Festakım kemâ-ümirte ve men-tâbe ma'ake ve lâ-tetgav. İnnehû bimâ-ta'melûne basîr." (Hûd sûresi [11], âyet: 112)

(O halde [habibim] sen, maiyetindeki tevbe edenlerle beraber, emr olunduğun gibi dosdoğru ol. Aşırı gitmeyin. Çünkü O, yapıp ettiklerinizi çok iyi görmektedir.)

"İnne'llâhe ye'müru bi'l-adli ve'l-ihsâni ve îtâ'i zi'lkurbâ ve yenhâ ani'l-fahşâi ve'l-münkeri ve'l-bagyi. Ya'ızuküm la'alleküm tezekkerûn." (Nahl sûresi [16], âyet: 90)

(Şüphesiz ki Allah adaleti, iyiliği, akrabaya yardım etmeyi emreder. Hayâsızlığı, kötülüğü ve azgınlığı yasaklar. Allah düşünüp tutasınız diye size öğüt verir.)

"Ve kazâ Rabbüke ellâ ta'büdû illâ iyyâhü ve bi'l-vâlideyni ihsânâ. İmmâ yeblüganne indeke'l-kiberi ahadühümâ ev-kilâhümâ fe-lâtekul le-hümâ üffin ve lâtenherhümâ ve kul le-hümâ kavlen kerîmâ. (İsrâ sûresi [17], âyet: 23)

(Rabbin, sadece kendisine kulluk etmenizi, ana-babanıza da iyi davranmanızı kesin bir şekilde emretti. Onlardan biri veya her ikisi senin yanında yaşlanırsa, onlara "öf" bile deme; anları azarlama; ikisine de güzel söz söyle.)

"Ütlü mâ-ûhıye ileyke mine'l-kitâbi ve ekımı's-salâte. İnne's-salâte tenhâ ani'l-fahşâi ve'l-münkeri. Velezikru'llâhi ekberu. Va'llâhü ya'lemü mâ-tesneûn." (Ankebût sûresi [29], âyet: 45)

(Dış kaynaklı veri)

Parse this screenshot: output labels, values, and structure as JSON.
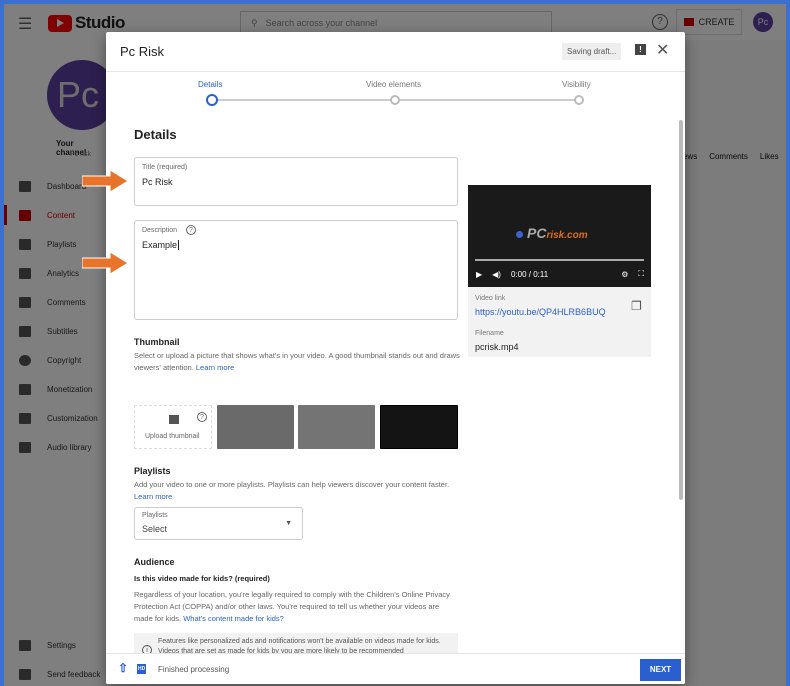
{
  "topbar": {
    "app_name": "Studio",
    "search_placeholder": "Search across your channel",
    "help": "?",
    "create_label": "CREATE",
    "avatar": "Pc"
  },
  "sidebar": {
    "avatar": "Pc",
    "channel_label": "Your channel",
    "channel_name": "Pc risk",
    "items": [
      {
        "label": "Dashboard"
      },
      {
        "label": "Content",
        "active": true
      },
      {
        "label": "Playlists"
      },
      {
        "label": "Analytics"
      },
      {
        "label": "Comments"
      },
      {
        "label": "Subtitles"
      },
      {
        "label": "Copyright"
      },
      {
        "label": "Monetization"
      },
      {
        "label": "Customization"
      },
      {
        "label": "Audio library"
      }
    ],
    "bottom": [
      {
        "label": "Settings"
      },
      {
        "label": "Send feedback"
      }
    ]
  },
  "background": {
    "columns": [
      "Views",
      "Comments",
      "Likes"
    ]
  },
  "dialog": {
    "title": "Pc Risk",
    "status": "Saving draft...",
    "steps": [
      {
        "label": "Details",
        "active": true
      },
      {
        "label": "Video elements"
      },
      {
        "label": "Visibility"
      }
    ],
    "details_heading": "Details",
    "title_field": {
      "label": "Title (required)",
      "value": "Pc Risk"
    },
    "description_field": {
      "label": "Description",
      "value": "Example"
    },
    "video": {
      "logo_text": "PC",
      "logo_suffix": "risk.com",
      "time": "0:00 / 0:11",
      "link_label": "Video link",
      "link": "https://youtu.be/QP4HLRB6BUQ",
      "filename_label": "Filename",
      "filename": "pcrisk.mp4"
    },
    "thumbnail": {
      "heading": "Thumbnail",
      "desc": "Select or upload a picture that shows what's in your video. A good thumbnail stands out and draws viewers' attention.",
      "learn_more": "Learn more",
      "upload_label": "Upload thumbnail"
    },
    "playlists": {
      "heading": "Playlists",
      "desc": "Add your video to one or more playlists. Playlists can help viewers discover your content faster.",
      "learn_more": "Learn more",
      "select_label": "Playlists",
      "select_value": "Select"
    },
    "audience": {
      "heading": "Audience",
      "question": "Is this video made for kids? (required)",
      "desc": "Regardless of your location, you're legally required to comply with the Children's Online Privacy Protection Act (COPPA) and/or other laws. You're required to tell us whether your videos are made for kids.",
      "link": "What's content made for kids?",
      "info": "Features like personalized ads and notifications won't be available on videos made for kids. Videos that are set as made for kids by you are more likely to be recommended"
    },
    "footer": {
      "hd": "HD",
      "status": "Finished processing",
      "next_label": "NEXT"
    }
  },
  "colors": {
    "accent": "#2a5fcf",
    "youtube_red": "#ff0000",
    "arrow": "#e8732a"
  }
}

(Kitaptan sana vahy edileni oku, namazı özenle kıl. Çünkü namaz hayâsızlık ve kötülükten meneder. Allah'ı anmak en büyük [ibadet]tir. Ne yaparsanız Allah bilir.)

"Yâ eyyühâ'llezîne âmenû'ctenibû kesîran mine'z-zanni. İnne ba'za'z-zanni ismün ve lâtecessesû ve lâyagteb ba'zuküm ba'zan. Eyühıbbü ahadüküm en-ye'küle lahme ahîhi meyten fe-kerihtümûhü. Ve'ttekû'llâhe. İnne'llâhe tevvâbün rahîm." (Hucürât sûresi [49], âyet: 12)

(Ey iman edenler! Zannın çoğundan kaçının. Çünkü bazı zan (vardır ki) günahtır. Birbirinizin kusurunu araştırmayın. Kiminiz de kiminizi arkasından çekiştirmesin. Sizden herhangi biriniz ölmüş kardeşinin etini yemekten hoşlanır mı? İşte bundan tiksindiniz. O halde Allah'tan korkun. Şüphesiz Allah, tevbeleri kabul edendir, çok esirgeyicidir.)              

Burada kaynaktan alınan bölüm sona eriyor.